父親起了身,將黃綢布緊緊地攥在了手心裏轉身離去,雄渾有力的腳步聲再次響起。
“要不讓大姊去和太子哥哥說說去,他們同一天出生的,應該好說話,或者就讓大姊去做太子妃?”我瞪了一眼偷偷搶我手上葡萄的兄長,心生一計,可是再轉念一想,想想也是同一天出生的兄長和二姊,又對自己的話失了三分底氣。
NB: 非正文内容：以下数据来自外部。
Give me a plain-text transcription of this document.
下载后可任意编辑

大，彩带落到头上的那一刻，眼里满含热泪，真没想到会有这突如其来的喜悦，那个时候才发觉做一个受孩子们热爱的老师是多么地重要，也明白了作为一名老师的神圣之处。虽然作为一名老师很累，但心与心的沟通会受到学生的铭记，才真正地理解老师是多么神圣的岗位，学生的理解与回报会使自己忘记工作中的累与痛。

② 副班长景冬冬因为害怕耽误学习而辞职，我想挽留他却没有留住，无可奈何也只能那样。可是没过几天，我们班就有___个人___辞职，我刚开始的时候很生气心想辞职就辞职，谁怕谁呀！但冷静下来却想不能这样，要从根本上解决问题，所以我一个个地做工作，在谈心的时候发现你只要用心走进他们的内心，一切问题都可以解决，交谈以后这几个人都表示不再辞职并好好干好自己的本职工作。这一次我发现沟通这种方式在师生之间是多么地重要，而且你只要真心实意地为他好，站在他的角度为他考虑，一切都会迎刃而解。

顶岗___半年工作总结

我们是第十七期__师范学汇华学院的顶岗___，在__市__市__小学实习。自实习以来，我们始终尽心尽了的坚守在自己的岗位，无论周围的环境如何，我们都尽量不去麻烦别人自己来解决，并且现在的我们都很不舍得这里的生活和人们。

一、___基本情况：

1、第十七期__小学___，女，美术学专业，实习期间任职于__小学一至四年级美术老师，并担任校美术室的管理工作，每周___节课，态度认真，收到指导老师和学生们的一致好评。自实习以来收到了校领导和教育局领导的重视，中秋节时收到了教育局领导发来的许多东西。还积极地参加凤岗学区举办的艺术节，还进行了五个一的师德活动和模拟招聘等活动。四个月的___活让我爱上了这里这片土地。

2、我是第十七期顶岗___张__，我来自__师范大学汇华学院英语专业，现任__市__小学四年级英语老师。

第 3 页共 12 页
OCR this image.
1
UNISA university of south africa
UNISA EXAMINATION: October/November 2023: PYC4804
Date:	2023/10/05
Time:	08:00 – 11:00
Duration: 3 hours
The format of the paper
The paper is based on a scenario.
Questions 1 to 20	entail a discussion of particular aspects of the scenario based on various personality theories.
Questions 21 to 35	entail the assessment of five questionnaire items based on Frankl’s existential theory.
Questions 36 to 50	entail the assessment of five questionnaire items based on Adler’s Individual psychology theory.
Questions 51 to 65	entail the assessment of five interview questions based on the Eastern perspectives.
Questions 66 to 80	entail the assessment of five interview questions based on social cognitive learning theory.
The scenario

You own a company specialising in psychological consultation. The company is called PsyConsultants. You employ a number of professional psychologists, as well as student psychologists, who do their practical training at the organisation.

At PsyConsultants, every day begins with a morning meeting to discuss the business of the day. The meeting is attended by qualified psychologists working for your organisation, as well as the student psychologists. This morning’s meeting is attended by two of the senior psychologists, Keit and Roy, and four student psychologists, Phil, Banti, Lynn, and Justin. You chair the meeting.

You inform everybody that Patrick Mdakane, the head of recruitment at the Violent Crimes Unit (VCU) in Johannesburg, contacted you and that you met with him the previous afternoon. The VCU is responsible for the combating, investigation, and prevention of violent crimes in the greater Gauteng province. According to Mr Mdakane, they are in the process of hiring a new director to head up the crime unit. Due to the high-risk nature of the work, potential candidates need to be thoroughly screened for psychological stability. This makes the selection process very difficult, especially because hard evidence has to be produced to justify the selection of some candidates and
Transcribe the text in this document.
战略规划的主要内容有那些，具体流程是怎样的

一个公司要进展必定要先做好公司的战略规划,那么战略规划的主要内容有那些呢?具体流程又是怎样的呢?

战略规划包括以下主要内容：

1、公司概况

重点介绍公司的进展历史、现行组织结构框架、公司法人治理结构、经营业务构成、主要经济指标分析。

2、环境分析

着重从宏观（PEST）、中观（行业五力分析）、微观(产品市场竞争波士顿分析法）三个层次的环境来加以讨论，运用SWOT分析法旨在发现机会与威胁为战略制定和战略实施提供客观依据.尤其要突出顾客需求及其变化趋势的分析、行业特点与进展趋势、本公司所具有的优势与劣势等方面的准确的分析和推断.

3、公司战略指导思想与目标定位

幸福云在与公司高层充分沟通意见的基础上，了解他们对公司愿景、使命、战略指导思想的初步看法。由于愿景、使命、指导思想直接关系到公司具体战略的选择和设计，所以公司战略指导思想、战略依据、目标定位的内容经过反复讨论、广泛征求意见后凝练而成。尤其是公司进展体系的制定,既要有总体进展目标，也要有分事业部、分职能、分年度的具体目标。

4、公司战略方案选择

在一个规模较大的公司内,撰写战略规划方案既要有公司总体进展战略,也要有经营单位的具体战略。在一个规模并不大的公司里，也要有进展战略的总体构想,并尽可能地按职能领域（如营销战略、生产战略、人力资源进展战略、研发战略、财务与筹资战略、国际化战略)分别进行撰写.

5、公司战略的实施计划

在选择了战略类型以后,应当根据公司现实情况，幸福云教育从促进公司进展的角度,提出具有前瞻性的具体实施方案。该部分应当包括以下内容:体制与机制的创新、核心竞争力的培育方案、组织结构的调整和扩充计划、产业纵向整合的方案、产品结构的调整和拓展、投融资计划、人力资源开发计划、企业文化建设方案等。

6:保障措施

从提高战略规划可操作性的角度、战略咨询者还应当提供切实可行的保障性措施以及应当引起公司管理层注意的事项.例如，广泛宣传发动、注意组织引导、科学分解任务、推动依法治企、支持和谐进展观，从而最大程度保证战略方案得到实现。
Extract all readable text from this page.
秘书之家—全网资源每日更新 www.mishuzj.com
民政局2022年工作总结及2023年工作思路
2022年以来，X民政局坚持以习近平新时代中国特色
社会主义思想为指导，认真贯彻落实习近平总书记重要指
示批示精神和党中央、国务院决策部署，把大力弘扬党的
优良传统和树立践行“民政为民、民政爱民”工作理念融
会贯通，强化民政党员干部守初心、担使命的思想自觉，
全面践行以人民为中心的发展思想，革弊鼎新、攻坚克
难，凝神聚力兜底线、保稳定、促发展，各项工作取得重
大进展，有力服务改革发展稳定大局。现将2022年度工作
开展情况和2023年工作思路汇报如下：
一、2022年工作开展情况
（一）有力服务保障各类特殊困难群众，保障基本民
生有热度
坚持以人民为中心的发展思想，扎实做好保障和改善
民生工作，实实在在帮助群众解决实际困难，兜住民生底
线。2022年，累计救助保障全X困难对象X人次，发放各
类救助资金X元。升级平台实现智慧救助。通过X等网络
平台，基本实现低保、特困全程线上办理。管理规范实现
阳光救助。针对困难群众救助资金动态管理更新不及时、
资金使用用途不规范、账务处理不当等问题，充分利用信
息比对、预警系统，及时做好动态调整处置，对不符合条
在整個西涼,大姊是全朝子民的驕傲,十歲不到便通讀兵書,十二歲便隨父親入軍營曆練,一手玲瓏九節鞭能將一匹奔馳的馬卷飛,也能將一隻采蜜的蝴蝶毫發不傷地給抓到眼前,十六歲便成了西涼國史上唯一的一位女校蔚,統領五萬人馬。
在西涼,大姊公孫冉便是“巾幗英雄”的代名詞。
“楚兒,這是皇命!”母親終轉過頭來,眼眶泛著紅,可卻加重了語氣。
我閉了嘴,卻再次將被兄長搶到手裏的一串葡萄給搶了回來,忿忿不平地塞到青蘿手裏,便有門上的小廝來報,“夫人、大公子,長郡主回來了!”
我一驚,急急地將方才用過的參茶杯子藏到了袖子裏,以免大姊的訓斥。
大姊一身黑金鎧甲地掀簾進來,肩甲上鑲嵌的銀色鉚釘生生讓珠簾的光輝黯淡了幾分,大姊掃了一眼,目光便落在我的麵上,“三妹,父親呢?”
大姊的聲音很冷,冷得如冬天裏月光照過的窗欞,仿佛她一進屋,屋子裏便眨眼間到了冬天。
我還沒出聲,大姊便接著說,“恭喜三妹。”
我咬牙不語。
倒是母親起了身,微微地一聲歎息,“冉兒,這次回來可否多住幾日,瞧你比上次又瘦了。”
大姊“嗯”了一聲,微微施禮,“勞娘掛念,孩兒去見爹了。”
珠簾又是一陣亂響,我的心疼又加了三分,心想下回宮中賞賜,我一定纏著白總管多要一鬥的東陵玉珠!